Des grands modèles de langage dont nous ne connaissons ni l’arcuitecture ni leur méthodologie d’entrainement
Il évoque d’autre part la qualification de « modèles fermés » des GML, qui est un des problèmes fondamentaux liés à la recherche de modèles tels que GPT-4. Il remarque ici que nous ne connaissons ni leur architecture, ni leurs données d’entraînement, notamment. À ce titre, il est essentiel d’être prudent lorsqu'on leur attribue une valeur scientifique, dans la mesure où nous n’avons aucune idée de ce sur quoi ces modèles sont formés ni comment.
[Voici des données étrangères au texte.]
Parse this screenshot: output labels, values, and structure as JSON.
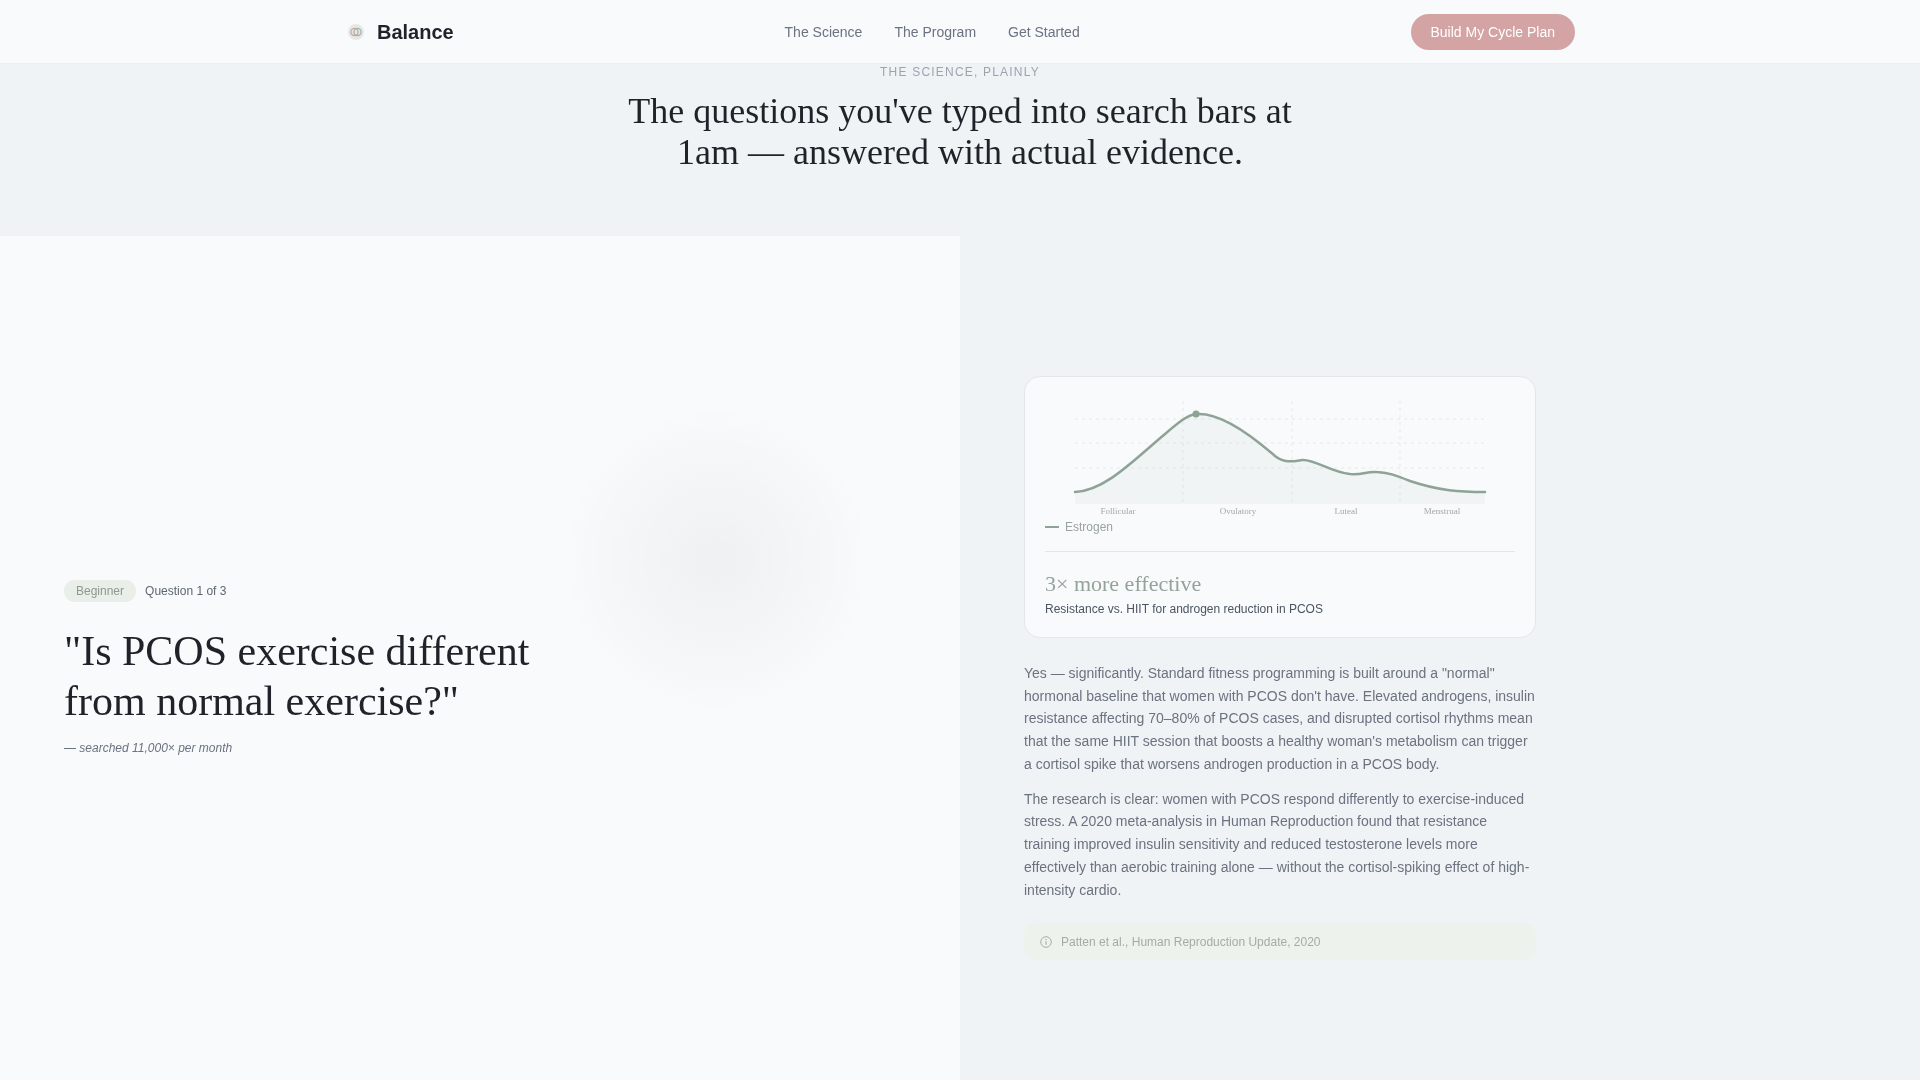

L'émergence est une autre notion séduisante mais potentiellement trompeuse dans les GML. Le Dr Kim mobilise ici un concept popularisé par l’essai de 1972 « More is Different » du lauréat du prix Nobel Philip W. Anderson. Bien que l’émergence soit possible avec un mélange de modèles, de multimodalités et d’agents multiples, une dépendance excessive à l’égard de ce concept risque de simplifier à l’excès le fonctionnement interne complexe de ces modèles et de nous décourager d’approfondir nos recherches.
Ne pas abuser des données synthétiques d’imagerie
L’utilisation de l’IA générative, dans le cadre de la création de données synthétiques, présente les avantages potentiels de répondre aux problèmes de confidentialité et d’augmenter la diversité et la qualité des données dans le domaine médical. À l’aide de réseaux antagonistes génératifs et de modèles de diffusion, plusieurs groupes ont montré leur capacité à créer des images radiologiques synthétiques.
Mais elles n’ont souvent pas la richesse et la complexité des données réelles et peuvent conduire à un « effondrement du modèle », avec des performances qui se détériorent avec le temps. Dès lors, en adoptant l'IA pour la pratique clinique, le Dr. Kim met l'accent sur l'importance de la personnalisation plutôt que d'une solution unique.
La parabole des aveugles et de l’éléphant tout à fait appropriée dans ce contexte
Il conseille à ses collègues, dans cet éditorial, d'aborder ce domaine avec humilité et prudence. Il leur soumet ainsi la parabole des aveugles et de l'éléphant, où un groupe d'aveugles qui n'avaient jamais rencontré d'éléphant essaient d’en tirer une description en le touchant. Chacun touchant une partie différente du corps de l’éléphant, les aveugles revendiquent souvent la vérité absolue sur la base de leurs expériences limitées tout en ignorant les points de vue tout aussi valables et limités des autres. Le Dr Kim y voit une métaphore pour naviguer sur les terrains inexplorés de l’IA générative.
« L’impact potentiel de l’IA générative sur les soins de santé est significatif et transformateur, conclut-il. Il sera important de garder l’esprit ouvert, d’apprécier le point de vue des autres et de poursuivre notre exploration collective pour voir l’invisible ».